SQL / data construction

  • Read the data queries. Do they construct the sample described in the paper?
  • Are exclusion criteria in the code the same as those described in the text?
  • Are variable definitions in the code consistent with the data description?
  • Does the time period in the query match the stated time period?

Sample construction

  • How are missing values handled? Is it documented?
  • Are there implicit filters (e.g., inner joins that drop observations)?
  • Is the unit of observation what the paper claims? (e.g., firm-quarter, address-day, protocol-week)
  • Are there duplicates? Is deduplication documented?

Variable definitions

  • Are continuous variables winsorized or trimmed? At what level?
  • Are categorical variables grouped appropriately?
  • Are log transformations applied where claimed? What about zeros?
  • Do variable names in the code match the variable names in the paper?

Red flags: - Unexplained sample size differences between data description and estimation - Variables defined differently in different scripts - Hardcoded filter values without documentation (e.g., WHERE value > 1000 without explaining why 1000)


Step 2: Estimation Code-to-Paper Alignment

Compare the estimation code against the stated econometric specification:

Specification match

  • Write out the estimating equation from the paper
  • Write out what the code actually estimates
  • Are they the same? Check:
  • Dependent variable
  • Independent variables (treatment, controls)
  • Fixed effects
  • Interaction terms
  • Sample restrictions

Standard errors

  • What level are standard errors clustered at in the code?
  • Is this the level described in the paper?
  • Is the number of clusters reported? Is it sufficient (>= 30)?
  • If robust (HC) errors are used, which variant? (HC0, HC1, HC2, HC3)

Fixed effects

  • Which fixed effects are included in the code?
  • Do they match what the paper reports?
  • Are they collinear with the treatment variable? (This would absorb the effect of interest.)

Functional form

  • Level vs. log specification: does the code match the paper?
  • Are polynomials or splines used as described?
  • For binary outcomes: logit/probit vs. linear probability model — consistent?

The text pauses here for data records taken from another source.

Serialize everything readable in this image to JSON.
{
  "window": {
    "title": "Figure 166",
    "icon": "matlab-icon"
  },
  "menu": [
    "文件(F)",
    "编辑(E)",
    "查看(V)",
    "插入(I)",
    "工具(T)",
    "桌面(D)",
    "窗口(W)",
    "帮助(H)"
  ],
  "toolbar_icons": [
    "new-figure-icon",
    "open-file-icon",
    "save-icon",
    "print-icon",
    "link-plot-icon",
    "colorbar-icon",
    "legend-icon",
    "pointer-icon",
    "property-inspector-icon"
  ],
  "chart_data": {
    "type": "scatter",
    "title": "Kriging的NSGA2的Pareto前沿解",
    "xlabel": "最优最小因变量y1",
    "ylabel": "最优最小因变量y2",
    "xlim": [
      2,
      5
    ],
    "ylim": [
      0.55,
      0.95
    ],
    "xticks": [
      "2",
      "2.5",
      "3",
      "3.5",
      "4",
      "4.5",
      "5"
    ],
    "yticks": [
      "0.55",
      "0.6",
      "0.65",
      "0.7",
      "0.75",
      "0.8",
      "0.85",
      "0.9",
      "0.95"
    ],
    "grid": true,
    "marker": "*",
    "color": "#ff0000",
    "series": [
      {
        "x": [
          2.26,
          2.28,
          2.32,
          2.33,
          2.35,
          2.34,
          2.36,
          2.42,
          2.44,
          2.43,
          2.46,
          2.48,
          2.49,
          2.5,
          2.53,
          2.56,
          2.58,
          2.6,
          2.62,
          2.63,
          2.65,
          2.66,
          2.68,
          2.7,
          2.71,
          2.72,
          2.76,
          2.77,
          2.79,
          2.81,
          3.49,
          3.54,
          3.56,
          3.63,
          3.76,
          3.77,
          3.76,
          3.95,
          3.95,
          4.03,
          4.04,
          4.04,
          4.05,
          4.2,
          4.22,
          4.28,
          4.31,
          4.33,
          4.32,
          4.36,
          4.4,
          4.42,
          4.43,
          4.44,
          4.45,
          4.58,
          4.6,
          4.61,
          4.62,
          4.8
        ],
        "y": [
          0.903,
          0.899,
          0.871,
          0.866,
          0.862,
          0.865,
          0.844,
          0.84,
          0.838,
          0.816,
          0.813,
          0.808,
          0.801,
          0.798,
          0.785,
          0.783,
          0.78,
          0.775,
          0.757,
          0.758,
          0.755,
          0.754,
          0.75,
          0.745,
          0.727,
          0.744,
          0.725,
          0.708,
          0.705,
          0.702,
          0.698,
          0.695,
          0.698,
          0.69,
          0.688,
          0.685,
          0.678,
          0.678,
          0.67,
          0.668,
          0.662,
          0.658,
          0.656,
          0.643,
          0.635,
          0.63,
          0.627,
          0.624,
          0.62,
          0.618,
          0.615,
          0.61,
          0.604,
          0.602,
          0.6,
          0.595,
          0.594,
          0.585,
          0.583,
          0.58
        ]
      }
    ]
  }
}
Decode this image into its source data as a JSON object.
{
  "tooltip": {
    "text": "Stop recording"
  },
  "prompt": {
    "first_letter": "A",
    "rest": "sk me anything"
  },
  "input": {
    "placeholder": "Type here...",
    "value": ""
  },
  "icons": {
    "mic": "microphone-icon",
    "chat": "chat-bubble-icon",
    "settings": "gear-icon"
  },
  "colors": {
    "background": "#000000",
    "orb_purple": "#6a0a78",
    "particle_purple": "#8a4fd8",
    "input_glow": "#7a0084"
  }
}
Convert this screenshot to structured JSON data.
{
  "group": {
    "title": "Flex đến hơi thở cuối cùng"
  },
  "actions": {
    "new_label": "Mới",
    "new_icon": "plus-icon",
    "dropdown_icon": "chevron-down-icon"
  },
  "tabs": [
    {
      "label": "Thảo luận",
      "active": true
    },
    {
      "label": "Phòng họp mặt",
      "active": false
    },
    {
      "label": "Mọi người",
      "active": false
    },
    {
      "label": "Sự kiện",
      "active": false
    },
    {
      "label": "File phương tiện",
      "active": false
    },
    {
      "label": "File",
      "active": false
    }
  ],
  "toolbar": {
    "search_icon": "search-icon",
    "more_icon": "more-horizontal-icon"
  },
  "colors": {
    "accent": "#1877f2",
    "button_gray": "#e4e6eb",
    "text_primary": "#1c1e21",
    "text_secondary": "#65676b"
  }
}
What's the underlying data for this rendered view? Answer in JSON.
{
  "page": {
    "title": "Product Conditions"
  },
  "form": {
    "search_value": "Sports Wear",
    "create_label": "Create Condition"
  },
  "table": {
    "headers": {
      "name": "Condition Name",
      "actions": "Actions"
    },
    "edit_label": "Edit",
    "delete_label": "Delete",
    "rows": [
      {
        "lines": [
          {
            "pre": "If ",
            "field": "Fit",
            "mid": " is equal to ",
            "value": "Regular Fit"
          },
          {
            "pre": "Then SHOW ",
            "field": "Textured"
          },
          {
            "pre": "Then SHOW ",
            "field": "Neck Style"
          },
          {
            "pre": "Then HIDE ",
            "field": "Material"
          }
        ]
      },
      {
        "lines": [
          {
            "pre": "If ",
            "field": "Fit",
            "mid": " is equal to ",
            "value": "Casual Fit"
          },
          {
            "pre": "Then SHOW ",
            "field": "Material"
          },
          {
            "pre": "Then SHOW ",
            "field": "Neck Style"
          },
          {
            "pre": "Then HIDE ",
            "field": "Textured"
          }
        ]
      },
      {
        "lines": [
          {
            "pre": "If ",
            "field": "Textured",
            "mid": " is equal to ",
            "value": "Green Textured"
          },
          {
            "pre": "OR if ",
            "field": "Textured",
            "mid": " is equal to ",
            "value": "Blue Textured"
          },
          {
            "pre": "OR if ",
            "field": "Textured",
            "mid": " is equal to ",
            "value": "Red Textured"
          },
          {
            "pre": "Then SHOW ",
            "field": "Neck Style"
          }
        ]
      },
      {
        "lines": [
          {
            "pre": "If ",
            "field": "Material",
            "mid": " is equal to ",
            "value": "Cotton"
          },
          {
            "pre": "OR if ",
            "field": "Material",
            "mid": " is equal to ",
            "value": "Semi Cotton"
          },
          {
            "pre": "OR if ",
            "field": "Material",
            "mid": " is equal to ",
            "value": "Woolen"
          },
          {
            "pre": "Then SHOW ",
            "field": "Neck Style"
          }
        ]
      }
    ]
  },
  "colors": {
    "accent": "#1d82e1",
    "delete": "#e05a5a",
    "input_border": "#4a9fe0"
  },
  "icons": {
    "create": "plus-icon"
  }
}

Step 3: Results Interpretation Check

Effect size interpretation

  • Is the coefficient interpreted in the correct units?
  • Log-level: a one-unit increase in X is associated with a (β×100)% change in Y
  • Log-log: a 1% increase in X is associated with a β% change in Y
  • Level-level: a one-unit increase in X is associated with a β-unit change in Y
  • Are economic magnitudes computed from the right baseline?
  • "A one-SD increase in X leads to..." — is the SD from the estimation sample or the full sample?

Significance and inference

  • Do the reported significance stars match the standard errors?
  • Check: |coefficient / SE| > 1.96 for 5% significance
  • Are confidence intervals correctly computed? (coef ± 1.96 × SE for 95%)
  • If multiple testing is an issue, is there a correction?

Robustness assessment

  • Are the robustness checks addressing the actual threats to identification listed in the paper?
  • Or are they "cosmetic" — e.g., adding an irrelevant control, changing a bandwidth that doesn't matter?
  • A good robustness check directly tests a specific alternative explanation. Does each reported check do this?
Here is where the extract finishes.